Despite the rather gloomy picture of the policy-practice relationship painted in the foregoing studies, there is research evidence of successful efforts by teachers to reconcile traditional practices with the demands of new policy at the classroom interface. Ha’s (2004) study of university classroom pedagogies in Vietnam and a comparative
study of foreign language classroom practices in the UK and Korea (Mitchell & Lee, 2003) reveal that although there are interactional differences in the practices of these teachers, these differences are far from being unrelated to CLT. Rather, teachers’ interpretations and practices of communicative language teaching are influenced by and in turn influence other cultural factors that are important in each context. The Vietnamese and Korean teachers in the two studies above are clearly seen as negotiating between the demands of CLT and cultural demands that inform traditional practices. Xinmin & Adamson (2003) recount the mediating and transformation processes of a grassroots teacher (Mr Yang) in the face of new curriculum demands for holistic language development (Wang 1999) through CLT and TBLT in China. Despite not jettisoning his deep rooted beliefs in a predominantly weak form of CLT against TBLT or other strong versions of CLT, Mr Yang
…judiciously selects aspects of the innovative methodology that he feels comfortable with, and that he believes will enhance student learning. He does this by examining his practices and by turning to enterprising [younger] colleagues for support and ideas. At the same time, he tailors his pedagogical innovations to match the constraints of time and the exigencies of the examination system (p. 334)

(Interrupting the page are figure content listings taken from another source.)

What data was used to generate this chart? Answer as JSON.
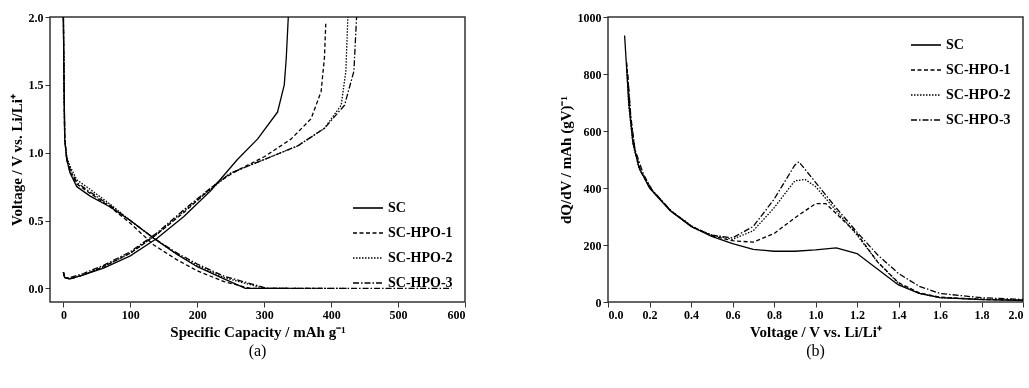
{
  "chart_data": [
    {
      "type": "line",
      "xlabel": "Specific Capacity / mAh g⁻¹",
      "ylabel": "Voltage / V vs. Li/Li⁺",
      "annotations": [
        "(a)"
      ],
      "legend": "bottom right",
      "grid": false,
      "xlim": [
        -20,
        600
      ],
      "ylim": [
        -0.1,
        2.0
      ],
      "xticks": [
        0,
        100,
        200,
        300,
        400,
        500,
        600
      ],
      "yticks": [
        {
          "value": 0,
          "label": "0.0"
        },
        {
          "value": 0.5,
          "label": "0.5"
        },
        {
          "value": 1,
          "label": "1.0"
        },
        {
          "value": 1.5,
          "label": "1.5"
        },
        {
          "value": 2,
          "label": "2.0"
        }
      ],
      "series": [
        {
          "name": "SC",
          "color": "#000000",
          "line_style": "solid",
          "x": [
            0,
            1,
            2,
            5,
            10,
            20,
            40,
            70,
            100,
            135,
            170,
            200,
            240,
            272,
            335
          ],
          "values": [
            2.0,
            1.5,
            1.1,
            0.95,
            0.85,
            0.75,
            0.68,
            0.6,
            0.5,
            0.37,
            0.25,
            0.16,
            0.07,
            0.0,
            0.0
          ]
        },
        {
          "name": "SC-HPO-1",
          "color": "#000000",
          "line_style": "dashed",
          "x": [
            0,
            1,
            2,
            5,
            10,
            20,
            40,
            70,
            100,
            135,
            170,
            200,
            240,
            280,
            390
          ],
          "values": [
            2.0,
            1.5,
            1.1,
            0.95,
            0.86,
            0.77,
            0.7,
            0.6,
            0.48,
            0.32,
            0.21,
            0.13,
            0.05,
            0.0,
            0.0
          ]
        },
        {
          "name": "SC-HPO-2",
          "color": "#000000",
          "line_style": "dotted",
          "x": [
            0,
            1,
            2,
            5,
            10,
            20,
            40,
            70,
            100,
            135,
            170,
            200,
            240,
            300,
            425
          ],
          "values": [
            2.0,
            1.5,
            1.1,
            0.97,
            0.9,
            0.8,
            0.73,
            0.62,
            0.5,
            0.37,
            0.25,
            0.17,
            0.08,
            0.0,
            0.0
          ]
        },
        {
          "name": "SC-HPO-3",
          "color": "#000000",
          "line_style": "dashdot",
          "x": [
            0,
            1,
            2,
            5,
            10,
            20,
            40,
            70,
            100,
            135,
            170,
            200,
            240,
            305,
            580
          ],
          "values": [
            2.0,
            1.5,
            1.1,
            0.96,
            0.88,
            0.78,
            0.71,
            0.61,
            0.5,
            0.37,
            0.26,
            0.18,
            0.09,
            0.0,
            0.0
          ]
        },
        {
          "color": "#000000",
          "line_style": "solid",
          "x": [
            0,
            2,
            10,
            30,
            60,
            100,
            140,
            180,
            220,
            260,
            290,
            320,
            330,
            333,
            336
          ],
          "values": [
            0.12,
            0.08,
            0.07,
            0.1,
            0.15,
            0.24,
            0.37,
            0.53,
            0.72,
            0.95,
            1.1,
            1.3,
            1.5,
            1.7,
            2.0
          ]
        },
        {
          "color": "#000000",
          "line_style": "dashed",
          "x": [
            0,
            2,
            10,
            30,
            60,
            100,
            140,
            180,
            230,
            260,
            300,
            340,
            370,
            385,
            390,
            392
          ],
          "values": [
            0.12,
            0.08,
            0.07,
            0.1,
            0.16,
            0.26,
            0.4,
            0.56,
            0.78,
            0.87,
            0.97,
            1.1,
            1.25,
            1.45,
            1.7,
            1.95
          ]
        },
        {
          "color": "#000000",
          "line_style": "dotted",
          "x": [
            0,
            2,
            10,
            30,
            60,
            100,
            140,
            180,
            220,
            250,
            300,
            350,
            390,
            415,
            422,
            425
          ],
          "values": [
            0.12,
            0.08,
            0.07,
            0.1,
            0.16,
            0.26,
            0.4,
            0.57,
            0.73,
            0.85,
            0.95,
            1.05,
            1.18,
            1.35,
            1.6,
            2.0
          ]
        },
        {
          "color": "#000000",
          "line_style": "dashdot",
          "x": [
            0,
            2,
            10,
            30,
            60,
            100,
            140,
            180,
            220,
            250,
            300,
            350,
            390,
            420,
            434,
            438
          ],
          "values": [
            0.12,
            0.08,
            0.08,
            0.11,
            0.17,
            0.27,
            0.41,
            0.58,
            0.74,
            0.85,
            0.95,
            1.05,
            1.18,
            1.35,
            1.6,
            2.0
          ]
        }
      ]
    },
    {
      "type": "line",
      "xlabel": "Voltage / V vs. Li/Li⁺",
      "ylabel": "dQ/dV / mAh (gV)⁻¹",
      "annotations": [
        "(b)"
      ],
      "legend": "top right",
      "grid": false,
      "xlim": [
        0,
        2.0
      ],
      "ylim": [
        0,
        1000
      ],
      "xticks": [
        {
          "value": 0,
          "label": "0.0"
        },
        {
          "value": 0.2,
          "label": "0.2"
        },
        {
          "value": 0.4,
          "label": "0.4"
        },
        {
          "value": 0.6,
          "label": "0.6"
        },
        {
          "value": 0.8,
          "label": "0.8"
        },
        {
          "value": 1,
          "label": "1.0"
        },
        {
          "value": 1.2,
          "label": "1.2"
        },
        {
          "value": 1.4,
          "label": "1.4"
        },
        {
          "value": 1.6,
          "label": "1.6"
        },
        {
          "value": 1.8,
          "label": "1.8"
        },
        {
          "value": 2,
          "label": "2.0"
        }
      ],
      "yticks": [
        0,
        200,
        400,
        600,
        800,
        1000
      ],
      "series": [
        {
          "name": "SC",
          "color": "#000000",
          "line_style": "solid",
          "x": [
            0.08,
            0.1,
            0.12,
            0.15,
            0.2,
            0.3,
            0.4,
            0.5,
            0.6,
            0.7,
            0.8,
            0.9,
            1.0,
            1.1,
            1.2,
            1.3,
            1.4,
            1.5,
            1.6,
            1.8,
            2.0
          ],
          "values": [
            935,
            700,
            560,
            470,
            400,
            320,
            265,
            230,
            205,
            185,
            178,
            178,
            183,
            190,
            170,
            115,
            60,
            30,
            15,
            8,
            5
          ]
        },
        {
          "name": "SC-HPO-1",
          "color": "#000000",
          "line_style": "dashed",
          "x": [
            0.09,
            0.11,
            0.13,
            0.16,
            0.2,
            0.3,
            0.4,
            0.5,
            0.6,
            0.7,
            0.8,
            0.9,
            1.0,
            1.05,
            1.1,
            1.2,
            1.3,
            1.4,
            1.5,
            1.6,
            1.8,
            2.0
          ],
          "values": [
            840,
            640,
            530,
            455,
            402,
            322,
            267,
            232,
            215,
            210,
            240,
            295,
            345,
            345,
            310,
            240,
            140,
            68,
            32,
            17,
            9,
            6
          ]
        },
        {
          "name": "SC-HPO-2",
          "color": "#000000",
          "line_style": "dotted",
          "x": [
            0.09,
            0.1,
            0.12,
            0.15,
            0.22,
            0.3,
            0.42,
            0.5,
            0.6,
            0.7,
            0.8,
            0.9,
            0.95,
            1.0,
            1.1,
            1.2,
            1.3,
            1.4,
            1.5,
            1.6,
            1.8,
            2.0
          ],
          "values": [
            830,
            690,
            555,
            468,
            385,
            322,
            258,
            235,
            220,
            250,
            330,
            425,
            430,
            405,
            320,
            235,
            140,
            65,
            30,
            15,
            10,
            7
          ]
        },
        {
          "name": "SC-HPO-3",
          "color": "#000000",
          "line_style": "dashdot",
          "x": [
            0.095,
            0.11,
            0.13,
            0.17,
            0.21,
            0.31,
            0.41,
            0.5,
            0.6,
            0.7,
            0.8,
            0.9,
            0.92,
            1.0,
            1.1,
            1.2,
            1.3,
            1.4,
            1.5,
            1.6,
            1.8,
            2.0
          ],
          "values": [
            800,
            650,
            535,
            450,
            395,
            315,
            262,
            235,
            225,
            265,
            360,
            480,
            492,
            420,
            330,
            245,
            165,
            100,
            55,
            30,
            15,
            9
          ]
        }
      ]
    }
  ]
}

While the major thrust of the study is to challenge the portrayal, in the literature, of English language teachers in China as mere transmitters of grammatical knowledge bound by textbooks (Maley, 1990; Zhang, 2001) it raises the important issue of how policy implementation can be largely facilitated from a bottom-up perspective, but also through making concessions by taking on board, rather than completely ignoring or rejecting existing practices, as has been the case in many contexts.